Getting Help And Helping Yourself

While self-harm is very addicting and it may seem impossible to stop, it is possible. Recovery is possible.

1. Acknowledge that there is a problem.

2. Reach out and ask a close friend, a trusted adult, or a counselor for help with coping with your strong emotions.

3. Decide to stop for yourself, not just because someone else wants you to. Sit down and ask yourself why you want to stop and when you want to stop.

4. Become aware of the triggers for your self-harm so you know what to avoid.

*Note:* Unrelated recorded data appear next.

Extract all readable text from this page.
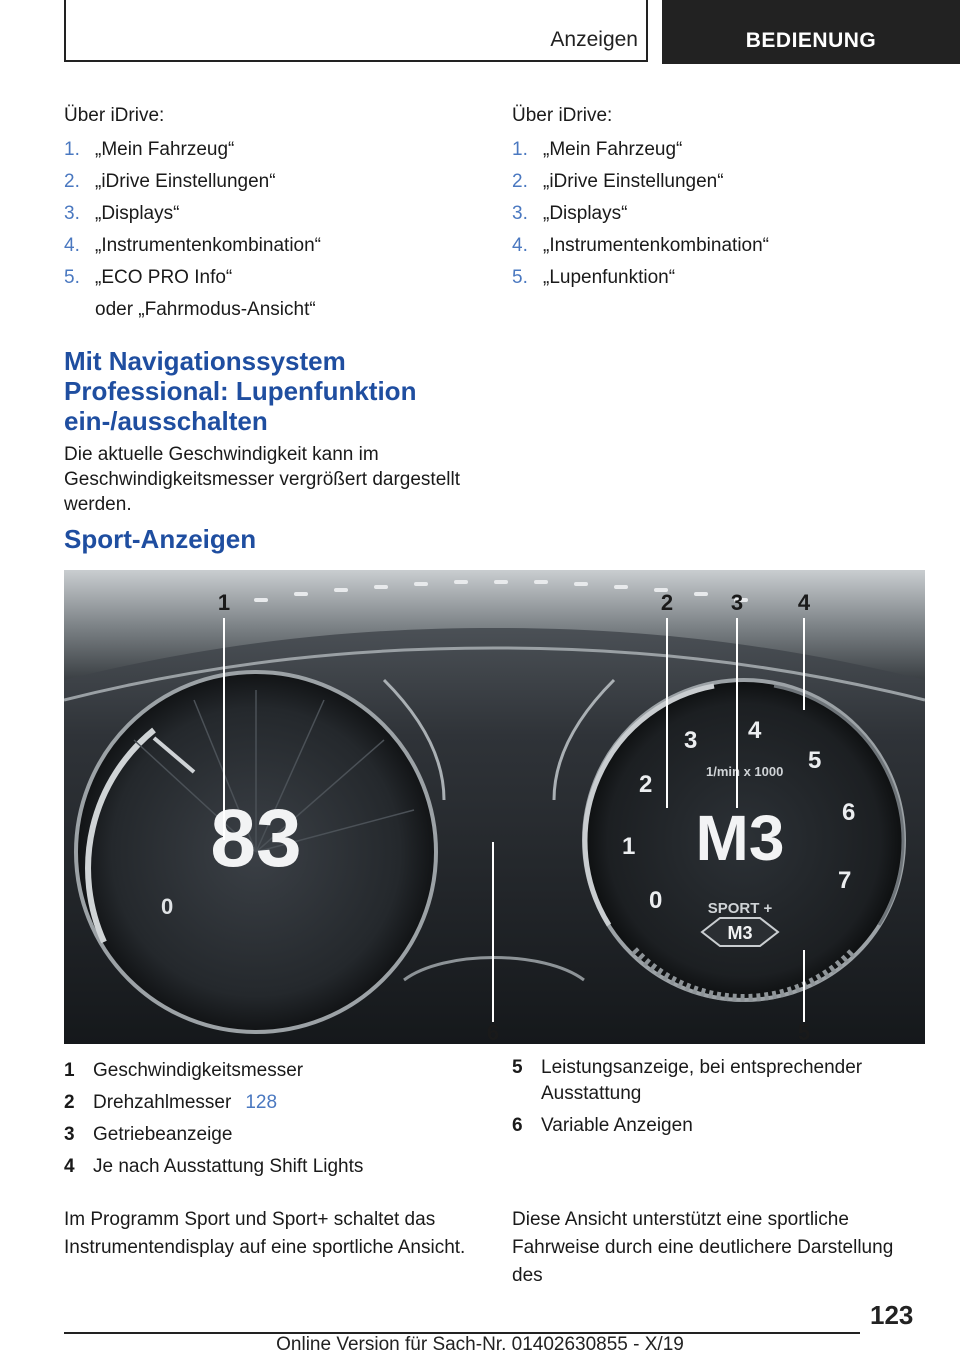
Anzeigen	BEDIENUNG

Über iDrive:

1. „Mein Fahrzeug“
2. „iDrive Einstellungen“
3. „Displays“
4. „Instrumentenkombination“
5. „ECO PRO Info“
oder „Fahrmodus-Ansicht“
Mit Navigationssystem Professional: Lupenfunktion ein-/ausschalten

Die aktuelle Geschwindigkeit kann im Geschwindigkeitsmesser vergrößert dargestellt werden.

Über iDrive:

1. „Mein Fahrzeug“
2. „iDrive Einstellungen“
3. „Displays“
4. „Instrumentenkombination“
5. „Lupenfunktion“
Sport-Anzeigen
83
0	0
1
2
3 4
5
6
7
1/min x 1000
M3
SPORT +
M3
1	2	3 4
5
6
1 Geschwindigkeitsmesser
2 Drehzahlmesser 128
3 Getriebeanzeige
4 Je nach Ausstattung Shift Lights
5 Leistungsanzeige, bei entsprechender Ausstattung
6 Variable Anzeigen

Im Programm Sport und Sport+ schaltet das Instrumentendisplay auf eine sportliche Ansicht.

Diese Ansicht unterstützt eine sportliche Fahrweise durch eine deutlichere Darstellung des

123
Online Version für Sach-Nr. 01402630855 - X/19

5. Learn better coping strategies. Seeing as self-injury is a way to self-soothe, find other things you can do to distract you from the pain so you can deal with the painful emotions when you are more stable.

Tips To Help Stop

1. Hold ice on your skin for as long as you need and when you take it away, there will be a burning tingly sensation.

2. Draw on yourself with a red felt-tipped marker. Seeing this "blood" may help soothe your actual crave to see real blood.

3. Do other self-soothing activities like taking a bubble bath or lighting a lot of scented candles.

4. Doing activities to let out your anger. Try running, punching pillows or screaming into pillows, or try taking construction paper and ripping apart as many sheets at a time that you can.